O desenvolvimento de uma cultura corporativa consciente demanda atitude, vontade e determinação. Não ocorre espontaneamente, em regra. Não evolui de forma espontânea (Hayek). Para que ela se efetive, exige-se planejamento, esforço e flexibilidade. A tentativa mal planejada de transformação cultural gera resistências entre os colaboradores e até boicotes, alguns inconscientes.

Os padrões comportamentais indicam o tipo de cultura existente, se boa ou ruim, se agrega ou destrói valor, se viabiliza ou obstrui o êxito e a longevidade. Culturas fortes permitem o bom desenvolvimento de estratégias; culturas fracas sequer permitem que estratégias sejam pensadas. A relação entre a cultura e a estratégia nem sempre é sinérgica. Atribuiu-se à Peter Drucker a frase “a cultura devora a estratégia no café da manhã”. Se a autoria é contestada, a frase é verdadeira: a rotina pode não permitir o desenvolvimento de um planejamento estratégico eficaz.

Executivos, equivocadamente, pensam o negócio apenas no curto prazo e, portanto, não somente a instituição não se organiza, mas, também, as pessoas não são instigadas. Como consequência, deixam (i) de propor alterações no limite de suas atuações, (ii) de ser críticas e (iii) de se responsabilizar pelo que fazem. Não enxergando alternativas corporativas para si, propiciam à empresa a perda de talentos e a eles próprios o adoecimento (burnout), pela falta de coerência entre o prometido e o vivenciado.

A cultura forte permite práticas éticas e conformes, produzindo documentos que definem o tolerável e o intolerável, divulgando adequadamente ações reflexas da integridade, tais como a elaboração do Código de Conduta Ética, a criação de Canais de Denúncia Anônima e o Comitê de Conduta Ética, que dão a todos os colaboradores, a experiência denominada “de corredor”, tangível, vivenciada e compartilhada entre eles.
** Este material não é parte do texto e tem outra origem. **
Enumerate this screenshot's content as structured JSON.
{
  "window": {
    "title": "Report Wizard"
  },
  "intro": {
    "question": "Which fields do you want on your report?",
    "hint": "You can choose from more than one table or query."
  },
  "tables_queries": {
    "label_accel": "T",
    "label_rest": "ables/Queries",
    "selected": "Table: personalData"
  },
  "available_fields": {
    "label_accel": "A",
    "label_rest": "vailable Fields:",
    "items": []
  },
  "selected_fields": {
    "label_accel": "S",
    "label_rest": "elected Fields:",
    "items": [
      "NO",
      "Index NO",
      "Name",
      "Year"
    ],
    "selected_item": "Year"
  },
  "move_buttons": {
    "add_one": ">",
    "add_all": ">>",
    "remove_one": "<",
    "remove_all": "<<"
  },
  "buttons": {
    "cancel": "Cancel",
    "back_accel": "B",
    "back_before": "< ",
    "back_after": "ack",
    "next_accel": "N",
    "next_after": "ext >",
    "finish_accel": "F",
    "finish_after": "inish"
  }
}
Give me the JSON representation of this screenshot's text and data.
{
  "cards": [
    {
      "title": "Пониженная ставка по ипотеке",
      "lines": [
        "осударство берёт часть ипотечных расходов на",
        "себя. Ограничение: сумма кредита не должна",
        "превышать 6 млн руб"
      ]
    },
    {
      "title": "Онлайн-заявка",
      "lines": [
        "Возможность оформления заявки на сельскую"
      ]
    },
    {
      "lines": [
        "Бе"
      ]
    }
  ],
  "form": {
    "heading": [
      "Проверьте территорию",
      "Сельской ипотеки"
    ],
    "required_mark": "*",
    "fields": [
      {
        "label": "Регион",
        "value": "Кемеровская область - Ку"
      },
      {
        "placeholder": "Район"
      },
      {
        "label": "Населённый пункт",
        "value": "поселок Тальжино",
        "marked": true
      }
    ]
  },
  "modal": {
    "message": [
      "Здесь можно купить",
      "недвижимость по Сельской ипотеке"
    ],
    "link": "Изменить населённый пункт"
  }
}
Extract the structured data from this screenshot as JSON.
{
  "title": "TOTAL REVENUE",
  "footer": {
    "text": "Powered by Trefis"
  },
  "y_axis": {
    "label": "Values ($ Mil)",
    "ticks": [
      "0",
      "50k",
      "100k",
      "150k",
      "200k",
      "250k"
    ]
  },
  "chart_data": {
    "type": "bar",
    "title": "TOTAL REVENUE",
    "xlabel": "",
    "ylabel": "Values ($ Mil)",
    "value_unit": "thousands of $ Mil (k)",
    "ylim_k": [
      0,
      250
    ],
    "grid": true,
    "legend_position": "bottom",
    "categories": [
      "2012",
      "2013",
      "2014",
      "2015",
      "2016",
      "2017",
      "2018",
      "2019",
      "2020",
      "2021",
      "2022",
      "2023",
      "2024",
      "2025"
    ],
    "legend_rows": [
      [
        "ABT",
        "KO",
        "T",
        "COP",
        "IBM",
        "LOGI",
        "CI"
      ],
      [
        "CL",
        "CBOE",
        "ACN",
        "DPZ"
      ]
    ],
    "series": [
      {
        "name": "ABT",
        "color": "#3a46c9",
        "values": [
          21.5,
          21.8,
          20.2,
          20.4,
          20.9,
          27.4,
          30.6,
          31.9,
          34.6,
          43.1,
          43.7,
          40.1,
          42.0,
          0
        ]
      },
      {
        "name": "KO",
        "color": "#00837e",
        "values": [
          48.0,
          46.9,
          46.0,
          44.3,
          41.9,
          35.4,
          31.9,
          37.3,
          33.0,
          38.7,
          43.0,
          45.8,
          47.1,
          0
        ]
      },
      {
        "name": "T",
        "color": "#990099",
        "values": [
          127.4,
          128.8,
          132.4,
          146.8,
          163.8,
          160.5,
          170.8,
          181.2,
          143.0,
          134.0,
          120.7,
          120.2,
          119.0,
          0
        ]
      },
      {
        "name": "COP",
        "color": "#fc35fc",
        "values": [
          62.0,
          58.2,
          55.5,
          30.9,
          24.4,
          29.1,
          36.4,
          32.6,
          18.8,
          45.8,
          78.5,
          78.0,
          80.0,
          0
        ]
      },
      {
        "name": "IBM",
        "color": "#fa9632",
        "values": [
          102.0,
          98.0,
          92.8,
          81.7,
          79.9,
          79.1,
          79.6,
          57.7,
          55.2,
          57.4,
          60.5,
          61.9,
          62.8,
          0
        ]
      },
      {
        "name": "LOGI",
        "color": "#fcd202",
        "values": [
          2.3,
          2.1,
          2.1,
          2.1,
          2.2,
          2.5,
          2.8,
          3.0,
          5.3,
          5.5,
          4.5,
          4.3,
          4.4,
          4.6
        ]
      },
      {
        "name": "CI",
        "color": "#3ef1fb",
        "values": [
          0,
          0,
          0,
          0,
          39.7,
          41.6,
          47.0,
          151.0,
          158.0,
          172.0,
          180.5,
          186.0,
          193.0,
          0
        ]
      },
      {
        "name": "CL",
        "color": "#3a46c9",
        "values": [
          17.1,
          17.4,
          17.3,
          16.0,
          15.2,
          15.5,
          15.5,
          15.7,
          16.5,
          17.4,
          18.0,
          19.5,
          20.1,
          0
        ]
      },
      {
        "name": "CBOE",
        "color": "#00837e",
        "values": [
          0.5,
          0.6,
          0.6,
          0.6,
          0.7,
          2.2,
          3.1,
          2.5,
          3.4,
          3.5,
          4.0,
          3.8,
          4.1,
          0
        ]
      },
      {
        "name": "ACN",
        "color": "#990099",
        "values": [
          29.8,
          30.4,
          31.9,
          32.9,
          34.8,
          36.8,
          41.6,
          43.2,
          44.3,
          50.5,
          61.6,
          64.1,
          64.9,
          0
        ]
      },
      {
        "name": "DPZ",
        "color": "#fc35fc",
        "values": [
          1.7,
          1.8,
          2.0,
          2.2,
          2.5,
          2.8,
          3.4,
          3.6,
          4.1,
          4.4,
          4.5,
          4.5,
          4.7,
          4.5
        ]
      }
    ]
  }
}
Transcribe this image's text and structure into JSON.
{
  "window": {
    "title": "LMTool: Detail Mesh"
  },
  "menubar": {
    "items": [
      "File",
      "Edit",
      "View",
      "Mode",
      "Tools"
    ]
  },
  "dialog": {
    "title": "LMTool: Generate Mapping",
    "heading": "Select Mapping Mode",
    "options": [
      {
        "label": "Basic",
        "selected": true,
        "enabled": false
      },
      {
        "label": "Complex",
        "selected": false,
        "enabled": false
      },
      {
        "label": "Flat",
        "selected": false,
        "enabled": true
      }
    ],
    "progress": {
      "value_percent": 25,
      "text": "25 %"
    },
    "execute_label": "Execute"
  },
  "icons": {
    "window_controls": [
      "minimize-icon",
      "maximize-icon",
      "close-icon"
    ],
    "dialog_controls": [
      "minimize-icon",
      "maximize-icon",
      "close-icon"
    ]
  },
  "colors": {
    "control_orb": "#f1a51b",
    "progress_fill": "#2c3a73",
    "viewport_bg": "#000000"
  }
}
A cultura fraca autoriza práticas perniciosas, permissivas, discriminatórias, posto inexistir ações adequadas a nortear o comportamento dos colaboradores. Em alguns casos, possuem documentos direcionadores, mas não os divulgam adequadamente, tornando-os “de prateleira” e, logo, abstratos, intangíveis e teóricos.

Culturas fortes e conscientes requerem menos controle e despertam mais autonomia, liberdade de ação e responsabilidade no desempenho de funções, sendo, portanto, descentralizadas. Já as culturas fracas exigem controles e supervisões, diminuindo a iniciativa do colaborador e o seu engajamento corporativo, sendo, marcadamente, centralizadas.

Mackey e Sisodia (2014, p. 235/236), no livro “Capitalismo Consciente”, estabelecem as qualidades das culturas conscientes: 1) confiança (interna e externa); 2) responsabilidade (ênfase à prestação de contas); 3) cuidado (preocupação sincera e consistente com os stakeholders); 4) transparência (estratégia de poucos segredos); 5) integridade (compromisso de sempre dizer a verdade e agir da forma certa); 6) lealdade (diferente de cegueira, define a fidelidade como elemento importante nas relações); 7) igualdade (política de portas abertas, de fácil comunicação entre todos).

As culturas conscientes demandam líderes conscientes e compromissados na construção de ambientes saudáveis: são os principais defensores do propósito e dos valores da organização, assumindo, igualmente, as consequências de suas escolhas. Ao atribuírem autonomia e liberdade, determinam as responsabilidades correlatas, definindo os critérios da confiabilidade recíproca. Culturas conscientes são naturalmente inovadoras, pois não temem o erro praticado por pessoas competentes. Os colaboradores são instigados a pensar sobre a melhoria dos processos, dos fluxos e das experiências dos destinatários (internos e externos) de suas ações. Ao permitir a fala, valoriza a escuta, prática indispensável para o fortalecimento das relações.

Por último, mas, não menos importante, Mackey e Sisodia (2014, p. 249/250) adotaram uma medida simples no Whole Foods Market, que foi determinante para a criação de um ambiente de trabalho envolvido pelo cuidado: as avaliações positivas (voluntárias) no fim das reuniões reforçam o amor, a confiança e a solidariedade entre os colaboradores. De acordo com os autores, “a gentileza oferecida, recebida ou observada afeta a saúde física e os sentimentos de todos os envolvidos”. Se a cultura corporativa consciente demanda esforço, a base para o seu desenvolvimento é o amor.